春たけなわということばをよく聞くが「秋たけなわ」という言い回しはあるのだろうか。
わが家の庭は秋をひかえめに謳歌している。たけなわという言葉は大げさかもしれない。夏の名残りのニチニチソウも(涼しくなったためか)小さな花を咲かせているし、夏越ししたブルーサルビアも咲いている。千日紅(センニチコウ)もかなり長い間、花壇を彩っている。
ダリアは初夏に咲き、真夏は休み、秋になってさらにきれいな花を咲かせている。秋のバラも(そんなに手入れが良くないので)たくさんではないが、ちらほらと、黄色いイングリッシュローズの”シャルロット”や、現代バラの”スブニール・ド・アンネフランク”、名前も知らない黄色い現代バラ、白いミニバラなどが咲いている。だがこれらは秋の花とは言えない感じがする。
わが家の花壇で、これは秋の花といえるのはキクとパイナップルセージのふたつかもしれない。
パイナップルセージは、この季節だけ(10月ごろから11月くらいまで)深紅の花を次から次へと咲かせる。近くの花屋さんに売れ残りをもらったもので、小さなポット苗が大きくなり、30センチの鉢に植えてある。花色は鮮やかだが、花自体は地味で(?)それほど愛着のある花ではなかったが8年ほど、育てていると秋にはこの花がないと・・・・・・という気持ちになるから不思議なものだ。
キクはいろいろなキクがある。花屋さんで買って、花を楽しんだ後、春になり、小枝を切ってさし芽で育てたもの。嵯峨ギクやポットマムなど。

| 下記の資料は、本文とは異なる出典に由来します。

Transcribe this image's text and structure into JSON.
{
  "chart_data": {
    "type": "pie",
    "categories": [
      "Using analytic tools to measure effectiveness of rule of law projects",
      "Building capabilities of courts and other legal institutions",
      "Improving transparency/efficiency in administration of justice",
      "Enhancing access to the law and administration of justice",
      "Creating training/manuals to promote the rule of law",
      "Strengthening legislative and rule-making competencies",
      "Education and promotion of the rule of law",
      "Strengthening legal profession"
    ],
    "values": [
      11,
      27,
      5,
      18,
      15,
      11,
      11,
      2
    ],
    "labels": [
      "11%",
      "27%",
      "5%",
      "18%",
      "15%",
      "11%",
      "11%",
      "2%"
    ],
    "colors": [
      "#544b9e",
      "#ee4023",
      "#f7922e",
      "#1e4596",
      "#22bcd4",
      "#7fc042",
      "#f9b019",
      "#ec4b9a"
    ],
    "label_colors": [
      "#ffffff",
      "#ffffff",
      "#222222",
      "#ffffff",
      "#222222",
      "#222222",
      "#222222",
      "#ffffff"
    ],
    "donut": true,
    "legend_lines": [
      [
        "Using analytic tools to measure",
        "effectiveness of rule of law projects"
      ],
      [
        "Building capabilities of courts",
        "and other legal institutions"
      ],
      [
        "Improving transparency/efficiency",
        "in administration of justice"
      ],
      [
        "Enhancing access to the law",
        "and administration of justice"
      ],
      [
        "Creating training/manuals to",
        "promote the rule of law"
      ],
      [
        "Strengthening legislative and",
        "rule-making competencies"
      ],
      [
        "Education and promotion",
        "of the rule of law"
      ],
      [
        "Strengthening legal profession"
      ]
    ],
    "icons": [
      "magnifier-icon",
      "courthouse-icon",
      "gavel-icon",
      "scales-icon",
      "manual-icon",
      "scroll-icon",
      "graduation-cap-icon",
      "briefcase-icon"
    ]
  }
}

日本小菊のタネを買って、自分でまいて育てたものもある。花壇には黄色い日本小菊が咲いているが、これは何種類か植えた中で唯一、残ったもの。もっときれいな小菊があったのだがいつのまにか消えてしまった。今咲いているキクの花は、それほど丹精をこめていない手入れにもかかわらず、生き残ったもの。だがずっと咲き続けてくれたという気持ちからか、今年の秋は今までの秋より、これらの生き続けたキクたちとパイナップルセージの花がひときわきれいに見える。